What is Non-Recourse Factoring or Without Recourse Factoring?

Non-recourse factoring, also known as without recourse factoring, is a financial arrangement where a business sells its invoices to a factoring company (factor) and transfers the risk of non-payment by the customers to the factor. This means that if the customers fail to pay the invoices, the factor bears the loss, not the business. This type of factoring can be particularly beneficial for businesses in the UK seeking to improve cash flow while mitigating credit risk.


Key Aspects of Non-Recourse Factoring:

  1. Definition:
    • Non-recourse factoring is a type of invoice financing where the factoring company purchases the business’s invoices and assumes the risk of non-payment by the customers. The business receives immediate cash for its invoices, and the factor handles the collection process.
  2. How It Works:
    • Invoice Submission: The business sells its invoices to the factoring company.
    • Advance Payment: The factoring company advances a percentage of the invoice value, typically 70-90%, to the business.
    • Collection: The factoring company collects payment from the customers.
    • Final Payment: Once the customers pay the invoices, the factor pays the remaining balance to the business, minus the factoring fees.
    • Non-Payment: If a customer does not pay, the factoring company absorbs the loss, not the business.
  3. Advantages:
    • Risk Mitigation: The factoring company assumes the credit risk, protecting the business from potential bad debts.
    • Improved Cash Flow: Businesses receive immediate cash for their invoices, improving liquidity and enabling them to meet operational expenses and invest in growth.
    • Outsourced Collections: The factor handles the collection process, saving the business time and resources.
    • Credit Management: Factoring companies often provide credit checks and monitoring services, helping businesses assess customer creditworthiness.
  4. Disadvantages:
    • Higher Costs: Non-recourse factoring generally has higher fees compared to recourse factoring due to the added risk for the factor.
    • Selective Approval: Factoring companies may be more selective about the invoices they purchase, often requiring strong creditworthy customers.
    • Customer Relations: Involving a third party in collections may impact customer relationships if not managed carefully.
  5. Fee Structure:
    • Factoring Fee: This is typically a percentage of the invoice value, reflecting the cost of the factoring service and the risk assumed by the factor.
    • Advance Rate: The initial percentage of the invoice value paid to the business upfront.
    • Reserve: The remaining balance held by the factor until the customer pays the invoice.

Example of Non-Recourse Factoring:

A UK-based manufacturing company sells £100,000 worth of products to a retailer with payment terms of 60 days. To improve cash flow and mitigate credit risk, the company uses non-recourse factoring with a factor that offers an advance rate of 85% and a factoring fee of 3%.

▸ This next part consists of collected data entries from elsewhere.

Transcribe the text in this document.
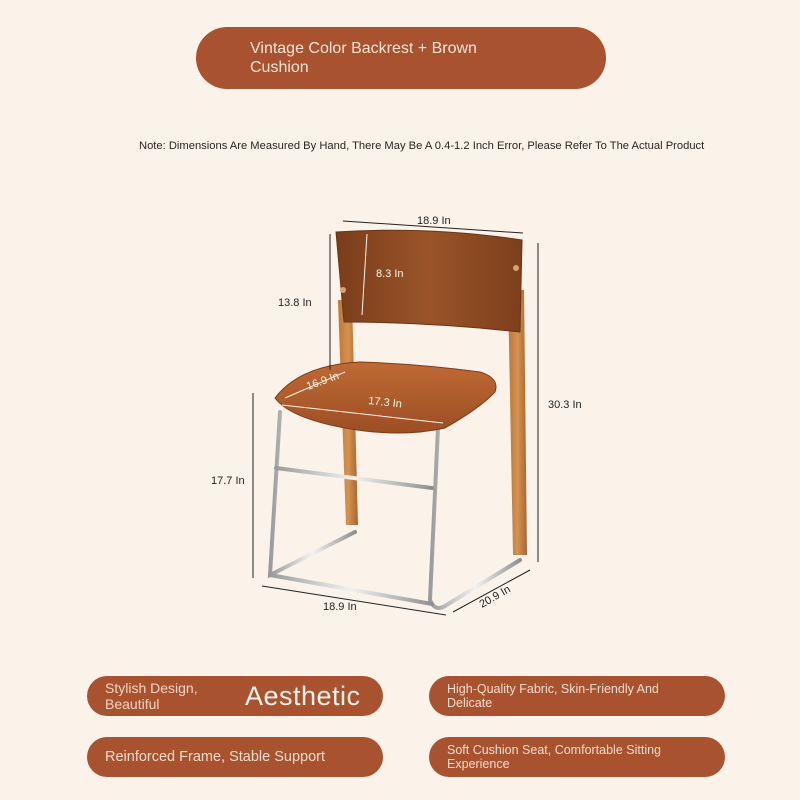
Vintage Color Backrest + Brown Cushion
Note: Dimensions Are Measured By Hand, There May Be A 0.4-1.2 Inch Error, Please Refer To The Actual Product
18.9 In
8.3 In
13.8 In
30.3 In
16.9 In
17.3 In
17.7 In
18.9 In	20.9 In
Stylish Design, Beautiful	Aesthetic	High-Quality Fabric, Skin-Friendly And Delicate
Reinforced Frame, Stable Support	Soft Cushion Seat, Comfortable Sitting Experience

  • Advance Payment: £100,000 × 85% = £85,000
  • Factoring Fee: £100,000 × 3% = £3,000
  • Remaining Balance: £100,000 – £85,000 – £3,000 = £12,000

The manufacturing company receives £85,000 immediately. If the retailer pays the invoice, the factor releases the remaining £12,000 to the company. If the retailer defaults, the factor absorbs the £100,000 loss.

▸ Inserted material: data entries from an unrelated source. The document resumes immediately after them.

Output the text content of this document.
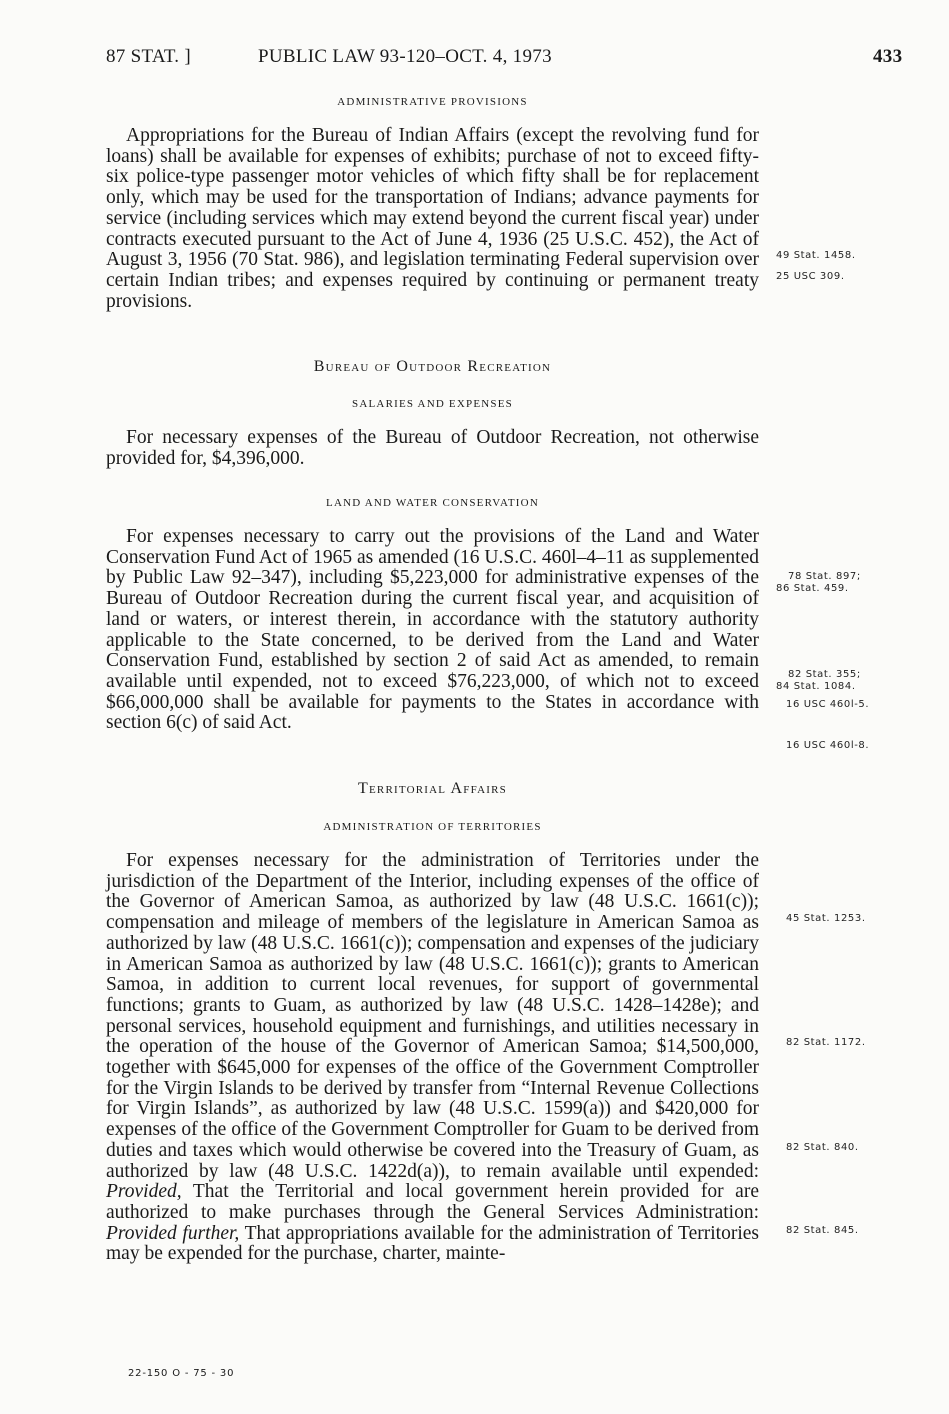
87 STAT. ]	PUBLIC LAW 93-120–OCT. 4, 1973	433
ADMINISTRATIVE PROVISIONS

Appropriations for the Bureau of Indian Affairs (except the revolving fund for loans) shall be available for expenses of exhibits; purchase of not to exceed fifty-six police-type passenger motor vehicles of which fifty shall be for replacement only, which may be used for the transportation of Indians; advance payments for service (including services which may extend beyond the current fiscal year) under contracts executed pursuant to the Act of June 4, 1936 (25 U.S.C. 452), the Act of August 3, 1956 (70 Stat. 986), and legislation terminating Federal supervision over certain Indian tribes; and expenses required by continuing or permanent treaty provisions.

Bureau of Outdoor Recreation
SALARIES AND EXPENSES

For necessary expenses of the Bureau of Outdoor Recreation, not otherwise provided for, $4,396,000.

LAND AND WATER CONSERVATION

For expenses necessary to carry out the provisions of the Land and Water Conservation Fund Act of 1965 as amended (16 U.S.C. 460l–4–11 as supplemented by Public Law 92–347), including $5,223,000 for administrative expenses of the Bureau of Outdoor Recreation during the current fiscal year, and acquisition of land or waters, or interest therein, in accordance with the statutory authority applicable to the State concerned, to be derived from the Land and Water Conservation Fund, established by section 2 of said Act as amended, to remain available until expended, not to exceed $76,223,000, of which not to exceed $66,000,000 shall be available for payments to the States in accordance with section 6(c) of said Act.

Territorial Affairs
ADMINISTRATION OF TERRITORIES

For expenses necessary for the administration of Territories under the jurisdiction of the Department of the Interior, including expenses of the office of the Governor of American Samoa, as authorized by law (48 U.S.C. 1661(c)); compensation and mileage of members of the legislature in American Samoa as authorized by law (48 U.S.C. 1661(c)); compensation and expenses of the judiciary in American Samoa as authorized by law (48 U.S.C. 1661(c)); grants to American Samoa, in addition to current local revenues, for support of governmental functions; grants to Guam, as authorized by law (48 U.S.C. 1428–1428e); and personal services, household equipment and furnishings, and utilities necessary in the operation of the house of the Governor of American Samoa; $14,500,000, together with $645,000 for expenses of the office of the Government Comptroller for the Virgin Islands to be derived by transfer from “Internal Revenue Collections for Virgin Islands”, as authorized by law (48 U.S.C. 1599(a)) and $420,000 for expenses of the office of the Government Comptroller for Guam to be derived from duties and taxes which would otherwise be covered into the Treasury of Guam, as authorized by law (48 U.S.C. 1422d(a)), to remain available until expended: Provided, That the Territorial and local government herein provided for are authorized to make purchases through the General Services Administration: Provided further, That appropriations available for the administration of Territories may be expended for the purchase, charter, mainte-

49 Stat. 1458.
25 USC 309.
78 Stat. 897;
86 Stat. 459.
82 Stat. 355;
84 Stat. 1084.
16 USC 460l-5.
16 USC 460l-8.
45 Stat. 1253.
82 Stat. 1172.
82 Stat. 840.
82 Stat. 845.
22-150 O - 75 - 30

Non-recourse factoring is a valuable financial tool for UK businesses looking to improve cash flow and reduce credit risk. By transferring the risk of non-payment to the factoring company, businesses can focus on their core operations and growth without worrying about bad debts. However, it is essential to consider the higher costs and potential impact on customer relationships when opting for non-recourse factoring.